Je me souviens du jeune homme, fier, mais quand même timide, qui chantait quasi clandestinement dans les salons et les jardins sous la dictature de Jean-Claude Duvalier, quand on nous imposait un serment au drapeau et que l’eau soulevée par les longs cortèges mouillait (déjà) les badauds à Carrefour.
Je me souviens de « Chak maten m leve m sèmante, an verite sa sa regle ! », de « Se Kafou m rete… ». Ce Manno-là ne se prenait pas encore pour un théoricien marxiste-léniniste. Il chantait le social, partait de la réalité sociale. Il y avait dans ses chansons de l’époque un radicalisme dans la critique sociale, plus incompatible avec l’ordre social que les appels qu’il fera plus tard à la révolution.

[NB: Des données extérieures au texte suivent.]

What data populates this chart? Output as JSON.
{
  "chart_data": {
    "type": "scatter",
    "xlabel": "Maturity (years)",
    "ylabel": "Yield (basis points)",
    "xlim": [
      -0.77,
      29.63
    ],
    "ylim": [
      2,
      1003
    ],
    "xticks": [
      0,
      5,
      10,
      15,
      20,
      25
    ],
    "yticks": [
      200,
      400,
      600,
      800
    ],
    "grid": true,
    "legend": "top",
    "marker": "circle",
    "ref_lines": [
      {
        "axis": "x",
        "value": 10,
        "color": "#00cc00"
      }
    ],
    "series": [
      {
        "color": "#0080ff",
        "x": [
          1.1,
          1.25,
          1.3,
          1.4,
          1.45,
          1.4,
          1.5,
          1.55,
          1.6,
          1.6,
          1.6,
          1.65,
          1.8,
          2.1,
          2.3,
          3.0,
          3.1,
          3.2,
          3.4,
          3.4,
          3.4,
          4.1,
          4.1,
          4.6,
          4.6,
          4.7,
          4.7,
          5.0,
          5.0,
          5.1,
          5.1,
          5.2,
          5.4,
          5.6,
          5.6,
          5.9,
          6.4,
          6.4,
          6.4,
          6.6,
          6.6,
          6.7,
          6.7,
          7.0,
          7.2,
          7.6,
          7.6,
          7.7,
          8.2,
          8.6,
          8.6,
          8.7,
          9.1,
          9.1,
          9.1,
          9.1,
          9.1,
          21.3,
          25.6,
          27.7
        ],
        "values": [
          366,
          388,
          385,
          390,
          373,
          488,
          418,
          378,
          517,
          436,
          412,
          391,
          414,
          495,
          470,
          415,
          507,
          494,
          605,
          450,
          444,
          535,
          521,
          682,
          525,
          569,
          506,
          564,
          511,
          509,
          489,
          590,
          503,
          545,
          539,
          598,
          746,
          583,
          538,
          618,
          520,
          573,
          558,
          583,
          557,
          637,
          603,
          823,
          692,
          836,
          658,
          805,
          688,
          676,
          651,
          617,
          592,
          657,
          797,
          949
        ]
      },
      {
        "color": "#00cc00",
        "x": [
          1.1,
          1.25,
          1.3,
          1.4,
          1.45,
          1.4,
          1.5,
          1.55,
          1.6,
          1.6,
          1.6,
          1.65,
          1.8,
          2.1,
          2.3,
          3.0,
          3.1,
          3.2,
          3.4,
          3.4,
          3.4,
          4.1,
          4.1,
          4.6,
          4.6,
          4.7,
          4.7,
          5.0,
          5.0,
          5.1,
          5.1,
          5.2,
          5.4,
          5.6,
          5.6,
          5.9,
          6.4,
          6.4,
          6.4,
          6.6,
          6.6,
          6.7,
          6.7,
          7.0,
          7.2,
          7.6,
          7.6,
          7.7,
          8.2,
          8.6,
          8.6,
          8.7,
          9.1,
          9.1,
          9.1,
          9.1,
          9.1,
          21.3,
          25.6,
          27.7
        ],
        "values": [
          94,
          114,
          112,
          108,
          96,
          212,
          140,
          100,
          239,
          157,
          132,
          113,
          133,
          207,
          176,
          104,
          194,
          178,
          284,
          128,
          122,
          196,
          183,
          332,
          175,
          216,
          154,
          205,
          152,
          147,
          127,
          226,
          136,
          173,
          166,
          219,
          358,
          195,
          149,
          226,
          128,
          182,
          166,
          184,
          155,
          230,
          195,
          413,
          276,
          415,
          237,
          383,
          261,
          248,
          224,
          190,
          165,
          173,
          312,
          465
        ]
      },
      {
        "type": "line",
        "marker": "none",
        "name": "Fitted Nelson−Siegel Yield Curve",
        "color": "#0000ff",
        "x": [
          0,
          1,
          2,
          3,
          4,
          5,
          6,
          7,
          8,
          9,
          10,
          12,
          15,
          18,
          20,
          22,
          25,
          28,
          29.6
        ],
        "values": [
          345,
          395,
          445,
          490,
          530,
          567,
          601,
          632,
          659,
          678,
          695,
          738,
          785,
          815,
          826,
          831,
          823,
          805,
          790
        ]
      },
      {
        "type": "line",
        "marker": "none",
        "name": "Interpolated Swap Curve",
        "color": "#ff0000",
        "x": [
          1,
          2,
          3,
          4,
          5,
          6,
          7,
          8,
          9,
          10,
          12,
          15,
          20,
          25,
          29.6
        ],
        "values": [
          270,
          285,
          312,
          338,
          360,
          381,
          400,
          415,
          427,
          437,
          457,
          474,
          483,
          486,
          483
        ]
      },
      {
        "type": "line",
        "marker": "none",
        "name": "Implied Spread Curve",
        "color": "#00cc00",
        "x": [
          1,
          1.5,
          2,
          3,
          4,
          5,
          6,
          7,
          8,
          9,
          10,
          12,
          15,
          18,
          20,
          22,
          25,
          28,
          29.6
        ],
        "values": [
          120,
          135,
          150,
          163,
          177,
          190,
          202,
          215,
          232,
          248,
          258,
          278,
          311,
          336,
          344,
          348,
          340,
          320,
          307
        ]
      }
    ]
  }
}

L’erreur commise (mais les erreurs aussi sont fondées socialement) par la gauche qui s’est voulue radicale, par les « progressistes » en général a été de confier la critique sociale, la charge d’énoncer le ressenti, la condition des dominés à des artistes, parfois populaires, mais toujours marginaux, quelques écrivains jugés géniaux, mais excentriques.
Il y avait dans ses chansons de l’époque un radicalisme dans la critique sociale, plus incompatible avec l’ordre social que les appels qu’il fera plus tard à la révolution.
Aujourd’hui encore, on parle plus de l’État que des conditions des pauvres, des dominés, des démunis, des exclus, de ceux dont les conditions d’existence et les pratiques symboliques sont considérées comme secondaires.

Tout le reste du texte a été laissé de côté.